Try cooking and lantern making classes. A day can be set aside to visit the former imperial capital of Hue, a four-hour drive from Hoi An, or to the even older Cham site of My Son (also a Unesco site), about an hour away. You could also pack a picnic basket, rent an electric bike and drive to the white sand beach of Cua Dai, about 4km from the old town, for a day of sun, sand and sea.

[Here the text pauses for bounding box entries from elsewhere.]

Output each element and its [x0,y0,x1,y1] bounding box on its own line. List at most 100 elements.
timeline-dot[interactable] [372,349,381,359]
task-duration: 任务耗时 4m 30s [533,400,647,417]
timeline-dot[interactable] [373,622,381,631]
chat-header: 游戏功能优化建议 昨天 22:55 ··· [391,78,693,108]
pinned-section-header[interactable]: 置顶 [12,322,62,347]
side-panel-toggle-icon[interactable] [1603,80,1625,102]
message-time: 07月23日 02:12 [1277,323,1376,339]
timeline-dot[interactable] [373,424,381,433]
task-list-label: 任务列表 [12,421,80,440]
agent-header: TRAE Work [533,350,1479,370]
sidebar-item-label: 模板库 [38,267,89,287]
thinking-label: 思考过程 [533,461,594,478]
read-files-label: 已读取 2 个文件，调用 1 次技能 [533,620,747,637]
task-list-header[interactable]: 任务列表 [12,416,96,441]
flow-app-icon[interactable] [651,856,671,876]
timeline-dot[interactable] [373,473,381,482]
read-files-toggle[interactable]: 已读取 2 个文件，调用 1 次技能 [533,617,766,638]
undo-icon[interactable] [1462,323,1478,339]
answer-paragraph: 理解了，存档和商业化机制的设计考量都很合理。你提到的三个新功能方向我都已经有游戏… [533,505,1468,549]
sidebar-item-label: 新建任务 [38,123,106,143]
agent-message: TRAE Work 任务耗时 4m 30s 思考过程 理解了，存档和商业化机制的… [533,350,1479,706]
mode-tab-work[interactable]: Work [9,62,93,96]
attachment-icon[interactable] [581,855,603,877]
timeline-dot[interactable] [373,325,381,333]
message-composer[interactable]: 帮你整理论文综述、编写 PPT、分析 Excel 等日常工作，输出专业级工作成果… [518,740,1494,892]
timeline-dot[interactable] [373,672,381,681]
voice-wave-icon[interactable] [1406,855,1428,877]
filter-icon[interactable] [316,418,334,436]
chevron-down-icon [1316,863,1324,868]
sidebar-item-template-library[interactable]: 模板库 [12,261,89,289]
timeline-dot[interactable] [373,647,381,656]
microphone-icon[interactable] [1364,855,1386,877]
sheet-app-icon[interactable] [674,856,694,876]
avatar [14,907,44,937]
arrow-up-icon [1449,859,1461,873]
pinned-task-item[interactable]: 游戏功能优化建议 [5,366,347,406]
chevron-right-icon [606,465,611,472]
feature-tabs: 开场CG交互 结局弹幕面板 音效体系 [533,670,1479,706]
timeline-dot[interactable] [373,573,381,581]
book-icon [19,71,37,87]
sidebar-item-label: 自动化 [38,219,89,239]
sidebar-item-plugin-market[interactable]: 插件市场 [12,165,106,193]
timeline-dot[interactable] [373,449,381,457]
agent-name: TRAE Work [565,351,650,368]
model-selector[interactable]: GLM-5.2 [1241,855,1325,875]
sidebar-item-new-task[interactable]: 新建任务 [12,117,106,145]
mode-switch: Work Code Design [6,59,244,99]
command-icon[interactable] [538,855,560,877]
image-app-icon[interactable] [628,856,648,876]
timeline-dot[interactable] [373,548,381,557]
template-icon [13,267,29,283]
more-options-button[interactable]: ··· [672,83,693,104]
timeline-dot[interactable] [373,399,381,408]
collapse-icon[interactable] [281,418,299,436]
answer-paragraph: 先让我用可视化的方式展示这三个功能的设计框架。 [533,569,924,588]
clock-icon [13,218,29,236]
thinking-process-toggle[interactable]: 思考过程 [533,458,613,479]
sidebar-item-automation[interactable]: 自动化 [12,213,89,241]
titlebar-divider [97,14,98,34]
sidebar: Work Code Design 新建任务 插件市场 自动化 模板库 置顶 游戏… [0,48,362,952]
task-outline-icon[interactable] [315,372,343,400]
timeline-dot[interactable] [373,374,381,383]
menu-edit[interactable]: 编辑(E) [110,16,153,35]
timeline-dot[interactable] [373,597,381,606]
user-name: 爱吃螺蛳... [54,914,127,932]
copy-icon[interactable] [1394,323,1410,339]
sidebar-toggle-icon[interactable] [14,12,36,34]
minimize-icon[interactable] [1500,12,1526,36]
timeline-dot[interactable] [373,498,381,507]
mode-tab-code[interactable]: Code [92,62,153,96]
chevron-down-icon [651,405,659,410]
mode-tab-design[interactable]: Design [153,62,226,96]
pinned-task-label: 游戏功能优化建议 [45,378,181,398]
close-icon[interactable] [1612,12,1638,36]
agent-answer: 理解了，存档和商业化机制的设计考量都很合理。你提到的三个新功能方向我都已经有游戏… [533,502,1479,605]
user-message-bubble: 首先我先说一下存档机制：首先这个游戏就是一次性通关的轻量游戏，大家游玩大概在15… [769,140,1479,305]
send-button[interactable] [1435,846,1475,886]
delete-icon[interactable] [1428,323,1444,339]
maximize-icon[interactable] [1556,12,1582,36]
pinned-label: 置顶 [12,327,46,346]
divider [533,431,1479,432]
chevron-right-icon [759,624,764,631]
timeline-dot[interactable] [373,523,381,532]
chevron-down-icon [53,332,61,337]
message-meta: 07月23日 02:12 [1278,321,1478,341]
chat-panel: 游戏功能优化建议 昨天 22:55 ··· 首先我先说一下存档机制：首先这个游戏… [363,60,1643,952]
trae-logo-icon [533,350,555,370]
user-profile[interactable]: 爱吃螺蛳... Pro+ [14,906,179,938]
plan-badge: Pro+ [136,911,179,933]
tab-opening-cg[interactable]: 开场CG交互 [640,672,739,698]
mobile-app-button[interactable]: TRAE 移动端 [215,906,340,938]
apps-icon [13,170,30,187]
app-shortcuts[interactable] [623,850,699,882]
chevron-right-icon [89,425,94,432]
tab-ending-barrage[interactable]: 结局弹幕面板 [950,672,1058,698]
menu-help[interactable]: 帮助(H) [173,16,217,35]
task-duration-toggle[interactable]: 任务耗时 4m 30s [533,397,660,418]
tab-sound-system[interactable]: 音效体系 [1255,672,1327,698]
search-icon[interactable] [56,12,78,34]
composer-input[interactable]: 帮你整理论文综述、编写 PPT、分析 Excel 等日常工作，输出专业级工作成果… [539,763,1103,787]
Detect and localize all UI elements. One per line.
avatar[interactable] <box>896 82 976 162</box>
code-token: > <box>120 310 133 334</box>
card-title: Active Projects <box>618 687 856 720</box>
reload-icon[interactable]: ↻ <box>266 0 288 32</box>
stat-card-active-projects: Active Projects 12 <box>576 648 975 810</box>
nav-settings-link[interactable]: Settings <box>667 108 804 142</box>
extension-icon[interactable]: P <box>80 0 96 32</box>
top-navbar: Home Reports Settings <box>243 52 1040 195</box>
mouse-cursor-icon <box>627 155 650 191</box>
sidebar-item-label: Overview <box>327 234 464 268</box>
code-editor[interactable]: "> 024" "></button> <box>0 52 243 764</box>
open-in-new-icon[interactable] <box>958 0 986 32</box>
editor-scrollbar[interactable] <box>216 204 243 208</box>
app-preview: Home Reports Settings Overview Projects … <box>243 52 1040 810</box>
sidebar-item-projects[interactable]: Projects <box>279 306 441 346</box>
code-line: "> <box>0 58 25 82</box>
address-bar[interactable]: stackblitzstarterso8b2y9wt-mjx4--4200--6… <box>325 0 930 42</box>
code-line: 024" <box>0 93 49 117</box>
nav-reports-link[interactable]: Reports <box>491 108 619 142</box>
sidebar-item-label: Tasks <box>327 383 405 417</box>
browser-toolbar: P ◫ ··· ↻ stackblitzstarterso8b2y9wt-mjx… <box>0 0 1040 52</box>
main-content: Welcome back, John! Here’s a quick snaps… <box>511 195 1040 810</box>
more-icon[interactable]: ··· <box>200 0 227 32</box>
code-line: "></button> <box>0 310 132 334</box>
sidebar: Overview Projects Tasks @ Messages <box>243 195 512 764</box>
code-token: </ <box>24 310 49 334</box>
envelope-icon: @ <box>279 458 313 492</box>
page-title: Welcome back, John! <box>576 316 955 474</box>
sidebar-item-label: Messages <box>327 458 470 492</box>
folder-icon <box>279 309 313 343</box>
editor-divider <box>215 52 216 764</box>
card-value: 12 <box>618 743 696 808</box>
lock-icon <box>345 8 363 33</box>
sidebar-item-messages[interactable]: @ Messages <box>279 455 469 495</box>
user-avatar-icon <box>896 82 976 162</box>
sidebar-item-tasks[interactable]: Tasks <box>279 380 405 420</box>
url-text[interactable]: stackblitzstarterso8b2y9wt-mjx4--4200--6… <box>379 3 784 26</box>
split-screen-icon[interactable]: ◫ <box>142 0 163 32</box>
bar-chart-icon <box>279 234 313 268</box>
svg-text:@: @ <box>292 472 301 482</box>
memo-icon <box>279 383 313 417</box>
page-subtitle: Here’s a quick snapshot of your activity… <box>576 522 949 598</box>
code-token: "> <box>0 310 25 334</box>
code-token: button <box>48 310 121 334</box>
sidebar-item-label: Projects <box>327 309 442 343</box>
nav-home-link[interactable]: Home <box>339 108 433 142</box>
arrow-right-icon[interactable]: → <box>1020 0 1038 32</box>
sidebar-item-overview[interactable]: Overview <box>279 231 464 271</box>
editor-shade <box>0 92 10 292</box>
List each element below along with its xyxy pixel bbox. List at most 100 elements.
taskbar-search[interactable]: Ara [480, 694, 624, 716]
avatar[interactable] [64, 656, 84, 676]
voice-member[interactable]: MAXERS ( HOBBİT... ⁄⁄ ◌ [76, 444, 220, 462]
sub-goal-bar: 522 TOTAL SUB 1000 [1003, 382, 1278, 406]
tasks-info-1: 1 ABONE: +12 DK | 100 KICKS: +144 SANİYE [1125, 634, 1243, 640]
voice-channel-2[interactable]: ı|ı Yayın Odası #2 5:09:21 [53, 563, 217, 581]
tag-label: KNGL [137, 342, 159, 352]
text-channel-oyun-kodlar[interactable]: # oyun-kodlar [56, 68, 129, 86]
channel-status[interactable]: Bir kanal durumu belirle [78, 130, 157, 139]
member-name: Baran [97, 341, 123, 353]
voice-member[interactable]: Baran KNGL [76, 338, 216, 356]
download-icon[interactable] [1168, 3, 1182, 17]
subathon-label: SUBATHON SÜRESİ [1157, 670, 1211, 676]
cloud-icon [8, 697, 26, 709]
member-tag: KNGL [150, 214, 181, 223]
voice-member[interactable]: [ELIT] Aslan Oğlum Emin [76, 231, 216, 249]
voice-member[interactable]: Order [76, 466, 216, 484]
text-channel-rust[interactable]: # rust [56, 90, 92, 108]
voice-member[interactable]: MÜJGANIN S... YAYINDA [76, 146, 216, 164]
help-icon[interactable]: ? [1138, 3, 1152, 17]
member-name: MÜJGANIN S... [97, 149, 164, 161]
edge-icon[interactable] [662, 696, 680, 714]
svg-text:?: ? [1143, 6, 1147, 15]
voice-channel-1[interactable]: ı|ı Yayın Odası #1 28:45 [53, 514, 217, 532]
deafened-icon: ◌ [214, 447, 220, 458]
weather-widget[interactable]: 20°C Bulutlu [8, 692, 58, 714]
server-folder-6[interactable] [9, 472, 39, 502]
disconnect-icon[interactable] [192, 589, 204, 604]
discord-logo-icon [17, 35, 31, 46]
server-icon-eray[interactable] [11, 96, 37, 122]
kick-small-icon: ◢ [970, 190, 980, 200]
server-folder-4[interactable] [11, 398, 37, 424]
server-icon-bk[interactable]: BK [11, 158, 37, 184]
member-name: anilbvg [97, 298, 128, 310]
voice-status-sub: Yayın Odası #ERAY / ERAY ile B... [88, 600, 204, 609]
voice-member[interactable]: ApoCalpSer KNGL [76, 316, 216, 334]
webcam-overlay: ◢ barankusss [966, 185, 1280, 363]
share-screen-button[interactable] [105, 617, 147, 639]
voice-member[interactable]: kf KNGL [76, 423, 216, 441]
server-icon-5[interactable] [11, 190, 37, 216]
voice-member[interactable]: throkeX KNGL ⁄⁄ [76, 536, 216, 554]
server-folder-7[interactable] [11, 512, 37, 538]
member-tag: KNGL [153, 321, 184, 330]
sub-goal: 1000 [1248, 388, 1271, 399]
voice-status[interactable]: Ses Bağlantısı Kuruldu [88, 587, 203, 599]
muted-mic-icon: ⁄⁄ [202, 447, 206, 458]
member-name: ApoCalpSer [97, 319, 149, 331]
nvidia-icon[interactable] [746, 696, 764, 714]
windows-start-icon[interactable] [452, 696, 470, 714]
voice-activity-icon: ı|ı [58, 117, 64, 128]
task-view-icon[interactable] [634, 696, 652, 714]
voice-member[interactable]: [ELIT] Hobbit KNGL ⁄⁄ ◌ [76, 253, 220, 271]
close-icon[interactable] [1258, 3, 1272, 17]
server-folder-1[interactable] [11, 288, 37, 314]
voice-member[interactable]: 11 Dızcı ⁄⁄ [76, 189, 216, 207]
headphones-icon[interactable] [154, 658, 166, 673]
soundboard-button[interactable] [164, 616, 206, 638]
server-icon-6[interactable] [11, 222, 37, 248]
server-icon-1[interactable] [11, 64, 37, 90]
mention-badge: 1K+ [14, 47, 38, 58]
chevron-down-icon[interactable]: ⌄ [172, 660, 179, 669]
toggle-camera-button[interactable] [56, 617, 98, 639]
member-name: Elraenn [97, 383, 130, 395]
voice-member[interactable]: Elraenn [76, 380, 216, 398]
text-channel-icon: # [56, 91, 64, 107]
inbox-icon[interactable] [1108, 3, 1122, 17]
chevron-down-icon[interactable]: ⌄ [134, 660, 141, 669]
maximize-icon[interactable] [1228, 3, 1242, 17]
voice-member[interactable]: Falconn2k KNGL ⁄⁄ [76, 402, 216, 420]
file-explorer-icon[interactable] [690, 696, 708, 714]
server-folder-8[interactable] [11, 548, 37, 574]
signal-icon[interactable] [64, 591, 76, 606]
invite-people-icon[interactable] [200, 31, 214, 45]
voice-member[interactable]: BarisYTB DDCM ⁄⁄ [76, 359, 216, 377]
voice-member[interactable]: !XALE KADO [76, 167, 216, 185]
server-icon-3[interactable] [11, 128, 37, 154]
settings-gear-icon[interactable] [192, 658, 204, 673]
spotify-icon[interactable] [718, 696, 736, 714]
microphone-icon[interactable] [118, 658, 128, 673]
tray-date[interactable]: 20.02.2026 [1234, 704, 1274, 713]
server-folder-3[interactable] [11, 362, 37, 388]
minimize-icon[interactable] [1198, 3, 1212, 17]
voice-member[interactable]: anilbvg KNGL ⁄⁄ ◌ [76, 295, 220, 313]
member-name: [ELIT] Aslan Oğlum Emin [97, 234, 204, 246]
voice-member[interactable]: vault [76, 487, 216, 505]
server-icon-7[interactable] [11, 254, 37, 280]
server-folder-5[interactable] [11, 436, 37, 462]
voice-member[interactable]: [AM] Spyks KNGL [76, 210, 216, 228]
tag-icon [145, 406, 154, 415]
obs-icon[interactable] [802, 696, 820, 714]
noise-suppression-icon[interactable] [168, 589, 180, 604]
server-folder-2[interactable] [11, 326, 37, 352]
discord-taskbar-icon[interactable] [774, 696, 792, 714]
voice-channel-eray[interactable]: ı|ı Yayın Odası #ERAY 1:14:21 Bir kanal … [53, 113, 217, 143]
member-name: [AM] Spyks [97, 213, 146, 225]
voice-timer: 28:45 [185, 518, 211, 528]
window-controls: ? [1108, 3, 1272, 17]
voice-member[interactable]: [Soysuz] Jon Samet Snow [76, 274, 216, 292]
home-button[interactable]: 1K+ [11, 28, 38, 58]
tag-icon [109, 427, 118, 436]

Where to shop: Hoi An is a great place to shop and there are the usual stores selling souvenirs, jewellery, paintings and lacquerware. But it is best known for its custom tailors, who stitch all manner of western wear. Yaly Couture on Nguyen Duy Hieu Street is among the older and larger of the shops. Whichever tailor you go to, never pay in advance — and ensure you have enough time for alterations. Place your orders on the afternoon of the first day of your stay and they’ll be executed in a day or two. Another must-do is getting bespoke footwear stitched, also best ordered early on. A must-buy are the Hoi An silk lanterns. They come in different shapes, sizes and colours and they are all lovely. The night market at An Hoi, across the river from Hoi An Old Town, is the best place to get these lamps. Whatever you buy, be sure to haggle.
Where to eat: Mango Mango and Morning Glory are some of the better upscale restaurants. For a more down-to-earth eating experience, the covered Central Market on Tran Quy Cap Street has numerous food stalls offering very good and inexpensive food.